Cloud computing promises increased flexibility, faster time to market, and drastic reduction of costs by better utilizing assets and improving operational efficiency. The cloud further promises to create an environment that is fully redundant, readily available, and very secure. Who isn’t talking about and wanting the promises of the cloud?
Today, however, Amazon’s cloud suffered significant degradation in its Virginia data center following an almost flawless year+ long record. Yes, the rain started pouring out of Amazon’s cloud at about 1:40 a.m. PT when it began experiencing latency and error rates in the east coast U.S. region.
The first status message about the problem stated:
1:41 AM PT We are currently investigating latency and error rates with EBS volumes and connectivity issues reaching EC2 instances in the US-EAST-1 region.
Seven hours later, as Amazon continued to feverishly work on correcting the problem, its update said:
8:54 AM PDT We’d like to provide additional color on what were working on right now (please note that we always know more and understand issues better after we fully recover and dive deep into the post mortem). A networking event early this morning triggered a large amount of re-mirroring of EBS volumes in US-EAST-1. This re-mirroring created a shortage of capacity in one of the US-EAST-1 Availability Zones, which impacted new EBS volume creation as well as the pace with which we could re-mirror and recover affected EBS volumes. Additionally, one of our internal control planes for EBS has become inundated such that it’s difficult to create new EBS volumes and EBS backed instances. We are working as quickly as possible to add capacity to that one Availability Zone to speed up the re-mirroring, and working to restore the control plane issue. We’re starting to see progress on these efforts, but are not there yet. We will continue to provide updates when we have them.
No! Say it’s not so! A cloud outage? The reality is that cloud computing remains the greatest disruptive force we’ve seen in business world since the proliferation of the Internet. What cloud computing will do to legacy environments is similar to what GPS systems did to mapmakers. And when is the last time you picked up a map?
In the future, businesses won’t even consider hosting their own IT environments. It will be an automatic decision to go to the cloud.
So why is Amazon’s outage news?
Only because it affected the 800-pound gorilla. Amazon currently has about 50 percent of the cloud market, and its competitors can only dream of this market share. When fellow cloud provider Coghead failed in 2009, did anyone know? We certainly didn’t. But when Amazon hiccups, everybody knows it.

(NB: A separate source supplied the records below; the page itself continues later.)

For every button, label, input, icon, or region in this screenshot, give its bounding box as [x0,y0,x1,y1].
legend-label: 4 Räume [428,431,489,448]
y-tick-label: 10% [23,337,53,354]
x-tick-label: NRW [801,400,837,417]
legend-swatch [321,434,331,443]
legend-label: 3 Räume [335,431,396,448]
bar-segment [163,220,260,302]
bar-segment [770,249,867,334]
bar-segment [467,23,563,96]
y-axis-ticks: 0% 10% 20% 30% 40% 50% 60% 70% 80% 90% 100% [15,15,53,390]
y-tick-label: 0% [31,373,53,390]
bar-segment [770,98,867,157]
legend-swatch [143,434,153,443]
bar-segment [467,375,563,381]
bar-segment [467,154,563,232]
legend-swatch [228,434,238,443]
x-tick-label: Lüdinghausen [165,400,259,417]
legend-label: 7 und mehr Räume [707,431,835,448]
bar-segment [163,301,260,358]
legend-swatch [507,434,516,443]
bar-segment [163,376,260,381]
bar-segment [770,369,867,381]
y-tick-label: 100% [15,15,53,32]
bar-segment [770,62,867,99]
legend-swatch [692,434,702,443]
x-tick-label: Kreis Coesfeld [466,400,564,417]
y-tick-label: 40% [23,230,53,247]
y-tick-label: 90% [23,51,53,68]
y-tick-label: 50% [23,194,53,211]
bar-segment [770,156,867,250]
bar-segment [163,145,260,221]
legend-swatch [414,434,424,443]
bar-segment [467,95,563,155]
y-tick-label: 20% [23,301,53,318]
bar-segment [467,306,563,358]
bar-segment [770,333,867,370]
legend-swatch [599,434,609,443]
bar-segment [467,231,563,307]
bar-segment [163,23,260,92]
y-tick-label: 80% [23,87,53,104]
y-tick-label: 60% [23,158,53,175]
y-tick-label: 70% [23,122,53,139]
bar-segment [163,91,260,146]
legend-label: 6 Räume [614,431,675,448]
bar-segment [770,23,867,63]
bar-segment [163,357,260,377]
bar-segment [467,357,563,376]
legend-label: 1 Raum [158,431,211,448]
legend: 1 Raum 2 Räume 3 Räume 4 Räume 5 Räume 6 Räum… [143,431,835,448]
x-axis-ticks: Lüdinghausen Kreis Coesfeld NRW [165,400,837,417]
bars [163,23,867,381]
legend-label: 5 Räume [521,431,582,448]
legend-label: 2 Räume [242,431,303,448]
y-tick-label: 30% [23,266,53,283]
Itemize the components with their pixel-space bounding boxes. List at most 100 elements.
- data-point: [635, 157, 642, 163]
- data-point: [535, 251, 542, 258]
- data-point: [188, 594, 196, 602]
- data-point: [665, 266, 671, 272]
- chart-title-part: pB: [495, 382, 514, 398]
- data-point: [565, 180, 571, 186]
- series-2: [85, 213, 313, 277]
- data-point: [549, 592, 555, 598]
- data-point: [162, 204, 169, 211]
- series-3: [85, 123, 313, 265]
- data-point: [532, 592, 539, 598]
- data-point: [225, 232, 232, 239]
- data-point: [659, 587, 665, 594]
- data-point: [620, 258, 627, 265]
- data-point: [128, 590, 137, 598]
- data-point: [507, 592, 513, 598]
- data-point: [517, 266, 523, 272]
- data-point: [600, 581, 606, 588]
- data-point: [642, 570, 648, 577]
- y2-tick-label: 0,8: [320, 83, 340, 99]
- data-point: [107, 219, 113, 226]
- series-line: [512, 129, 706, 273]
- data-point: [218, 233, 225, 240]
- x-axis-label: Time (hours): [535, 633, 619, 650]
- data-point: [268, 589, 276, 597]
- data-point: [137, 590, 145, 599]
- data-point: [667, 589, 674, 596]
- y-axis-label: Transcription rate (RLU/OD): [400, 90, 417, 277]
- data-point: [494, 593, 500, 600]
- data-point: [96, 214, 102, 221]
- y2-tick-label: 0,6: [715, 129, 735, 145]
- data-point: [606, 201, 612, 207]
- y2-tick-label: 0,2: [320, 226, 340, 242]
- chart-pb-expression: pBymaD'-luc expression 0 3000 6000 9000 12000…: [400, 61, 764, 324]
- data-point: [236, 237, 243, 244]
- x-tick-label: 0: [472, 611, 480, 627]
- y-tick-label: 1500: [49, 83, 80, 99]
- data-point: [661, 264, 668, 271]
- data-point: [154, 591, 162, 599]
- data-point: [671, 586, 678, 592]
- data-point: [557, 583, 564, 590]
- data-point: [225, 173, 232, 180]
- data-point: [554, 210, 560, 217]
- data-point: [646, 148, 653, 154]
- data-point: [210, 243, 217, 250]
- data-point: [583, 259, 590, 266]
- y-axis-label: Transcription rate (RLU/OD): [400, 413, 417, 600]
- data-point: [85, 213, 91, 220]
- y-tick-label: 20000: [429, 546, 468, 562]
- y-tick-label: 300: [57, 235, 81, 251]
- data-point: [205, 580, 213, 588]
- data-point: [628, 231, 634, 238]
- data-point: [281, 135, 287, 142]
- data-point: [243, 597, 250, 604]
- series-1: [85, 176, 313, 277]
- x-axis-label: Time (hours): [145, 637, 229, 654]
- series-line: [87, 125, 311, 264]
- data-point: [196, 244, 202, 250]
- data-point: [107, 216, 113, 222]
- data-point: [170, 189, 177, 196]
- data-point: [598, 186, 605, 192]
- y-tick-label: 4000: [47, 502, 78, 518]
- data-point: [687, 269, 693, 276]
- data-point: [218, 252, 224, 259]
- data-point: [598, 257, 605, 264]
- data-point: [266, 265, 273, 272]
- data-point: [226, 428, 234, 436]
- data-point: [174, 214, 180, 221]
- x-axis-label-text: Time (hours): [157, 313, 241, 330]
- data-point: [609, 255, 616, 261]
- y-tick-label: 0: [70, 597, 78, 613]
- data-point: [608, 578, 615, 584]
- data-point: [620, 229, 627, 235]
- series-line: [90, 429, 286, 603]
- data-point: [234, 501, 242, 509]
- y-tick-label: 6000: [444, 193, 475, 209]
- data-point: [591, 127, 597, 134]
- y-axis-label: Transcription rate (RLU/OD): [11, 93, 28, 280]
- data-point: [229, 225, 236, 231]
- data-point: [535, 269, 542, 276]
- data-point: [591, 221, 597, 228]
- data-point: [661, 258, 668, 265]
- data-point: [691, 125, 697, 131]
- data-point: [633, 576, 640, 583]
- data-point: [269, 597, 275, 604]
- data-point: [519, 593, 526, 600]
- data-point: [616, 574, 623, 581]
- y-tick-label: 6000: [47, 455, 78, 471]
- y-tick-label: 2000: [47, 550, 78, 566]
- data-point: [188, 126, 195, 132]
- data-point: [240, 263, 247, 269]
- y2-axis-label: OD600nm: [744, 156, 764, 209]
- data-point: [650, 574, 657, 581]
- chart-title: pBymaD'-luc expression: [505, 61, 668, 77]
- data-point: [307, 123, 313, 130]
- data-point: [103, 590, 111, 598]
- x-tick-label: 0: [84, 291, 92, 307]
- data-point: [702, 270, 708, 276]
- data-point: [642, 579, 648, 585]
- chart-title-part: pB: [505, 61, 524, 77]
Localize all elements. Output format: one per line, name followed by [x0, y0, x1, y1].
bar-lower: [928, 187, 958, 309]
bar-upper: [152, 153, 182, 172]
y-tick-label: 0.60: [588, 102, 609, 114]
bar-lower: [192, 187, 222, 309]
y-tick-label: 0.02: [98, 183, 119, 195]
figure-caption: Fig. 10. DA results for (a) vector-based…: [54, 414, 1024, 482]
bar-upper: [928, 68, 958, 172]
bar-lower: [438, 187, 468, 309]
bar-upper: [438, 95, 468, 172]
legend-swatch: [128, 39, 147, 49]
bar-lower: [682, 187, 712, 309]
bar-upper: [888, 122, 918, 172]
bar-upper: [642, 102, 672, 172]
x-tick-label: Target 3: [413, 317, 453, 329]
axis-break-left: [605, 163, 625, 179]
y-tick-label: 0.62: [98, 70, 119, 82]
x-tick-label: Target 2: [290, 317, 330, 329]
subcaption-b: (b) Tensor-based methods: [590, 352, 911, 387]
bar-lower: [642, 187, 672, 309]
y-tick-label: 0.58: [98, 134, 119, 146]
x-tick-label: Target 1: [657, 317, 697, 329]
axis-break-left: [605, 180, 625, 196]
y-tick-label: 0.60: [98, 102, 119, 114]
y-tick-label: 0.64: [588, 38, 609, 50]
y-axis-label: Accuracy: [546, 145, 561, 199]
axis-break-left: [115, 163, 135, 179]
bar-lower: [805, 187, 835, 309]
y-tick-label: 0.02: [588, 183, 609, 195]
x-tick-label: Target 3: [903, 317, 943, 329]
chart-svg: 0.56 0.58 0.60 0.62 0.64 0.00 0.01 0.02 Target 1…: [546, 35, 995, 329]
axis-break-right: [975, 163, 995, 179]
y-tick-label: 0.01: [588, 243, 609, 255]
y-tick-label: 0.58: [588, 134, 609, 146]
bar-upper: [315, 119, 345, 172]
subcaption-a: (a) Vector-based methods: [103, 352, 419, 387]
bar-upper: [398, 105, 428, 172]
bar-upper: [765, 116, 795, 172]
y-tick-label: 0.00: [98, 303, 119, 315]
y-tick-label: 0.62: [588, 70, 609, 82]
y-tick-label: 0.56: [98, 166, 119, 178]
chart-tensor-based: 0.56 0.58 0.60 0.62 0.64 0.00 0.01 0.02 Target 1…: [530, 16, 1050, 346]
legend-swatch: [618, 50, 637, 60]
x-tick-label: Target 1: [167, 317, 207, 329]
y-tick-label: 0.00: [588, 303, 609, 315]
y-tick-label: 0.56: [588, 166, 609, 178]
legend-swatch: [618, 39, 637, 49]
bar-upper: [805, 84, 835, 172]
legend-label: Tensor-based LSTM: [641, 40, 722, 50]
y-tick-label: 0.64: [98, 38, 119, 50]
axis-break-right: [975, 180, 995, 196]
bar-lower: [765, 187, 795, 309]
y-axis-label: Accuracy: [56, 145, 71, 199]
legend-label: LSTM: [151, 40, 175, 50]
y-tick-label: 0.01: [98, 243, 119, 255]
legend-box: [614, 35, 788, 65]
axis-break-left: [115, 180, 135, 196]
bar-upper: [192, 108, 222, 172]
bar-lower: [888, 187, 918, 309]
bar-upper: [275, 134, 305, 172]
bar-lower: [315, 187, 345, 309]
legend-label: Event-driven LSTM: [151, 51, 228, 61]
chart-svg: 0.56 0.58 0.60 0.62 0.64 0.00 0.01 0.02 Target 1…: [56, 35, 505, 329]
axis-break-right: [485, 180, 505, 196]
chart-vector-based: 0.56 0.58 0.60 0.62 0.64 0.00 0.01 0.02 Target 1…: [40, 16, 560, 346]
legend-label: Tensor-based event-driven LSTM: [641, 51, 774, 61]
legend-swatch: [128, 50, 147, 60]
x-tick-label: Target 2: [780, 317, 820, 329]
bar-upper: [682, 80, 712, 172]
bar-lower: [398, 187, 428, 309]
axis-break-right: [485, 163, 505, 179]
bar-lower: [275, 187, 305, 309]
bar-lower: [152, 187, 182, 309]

Yes, the outage did affect a number of businesses. But businesses experience outages, disruptions, and degradation of service every day, regardless of whether the IT environment is legacy or next generation, outsourced or insourced. In response, these businesses scramble, putting in place panicked recovery plans, and having their IT folk work around the clock to get it fixed…but rarely, do these service blips make the news. So with the spotlight squarely shining on it because of its position in the marketplace, Amazon is scrambling, panicking, and working to get the problem fixed. And it will. Probably long before its clients would or could in their own environments.
Yes, it rained today, but really, it was just a little sprinkle. We believe the future for the cloud is so bright, we all need to be wearing shades.